Reviews

Ushers: The Front of House Musical

The new Hope Theatre stages a new musical dedicated to front-of-house theatre staff

For once, the professionally cheery front of house staff at theatres everywhere are the ones who take to the stage (rather than just longing to) in lively new original musical Ushers.

Unabashedly taking the mick out of audiences and blockbuster theatre production companies alike, it shakes a plastic ice cream spoon at staff gripes from pricey programmes to pervy, power-tripping managers.

A straightforward storyline puts the gay romance between Ben (Liam Ross-Mills) and Gary (Will Jennings) centre stage, with comic relief and twinkly Disney piano trill reserved for the boy meets girl scenario of ushers Stephen (Ross Mcneill) and Lucy (Abigail Carter-Simpson).

Meanwhile their ambitious boss Ralph (a knowingly Machiavellian Ralph Bogard) finds his chance to soar scuppered when he crosses the line – all observed by the ditzy-yet-intense ‘Leading Men’-obsessed blogger Rosie (Chloe Brooks).

There are strong voices all round in this six-hander – thankfully, given the tight confines of the new Hope Theatre – and songwriting team Yiannis Koutsakos and James Oban have created a couple of very catchy numbers.

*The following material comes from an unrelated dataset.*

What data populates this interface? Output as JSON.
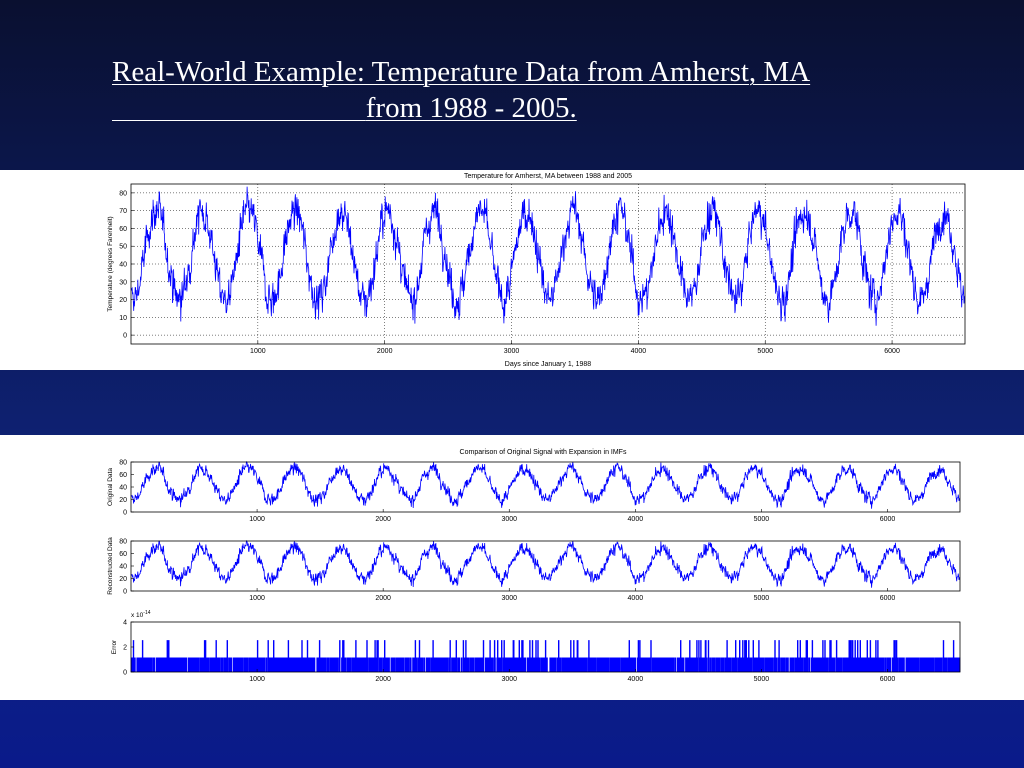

Simple, uncluttered lyrics ("The key to this job/ is dealing with a snob") generally hit the mark and there's a tidy book from James Rottger.

A bouncy score with the odd appropriate nod to Phantom and A Chorus Line cranks things up from the get-go, the programme-waving "Welcome", and carries on into the second, full-cast satirical tune "Spend Per Head". Later Carter-Simpson's lovely voice lifts "Dreams & Ice-Creams", likewise Ross-Mills' nails it in "Loving You Is All I Know" and emotional goodbye "Let Go".

Backed by the team behind King’s Head Theatre just down the road in Islington, Ushers is energetic, G&T-fuelled satire, chock full of in-jokes. It should go down a real treat.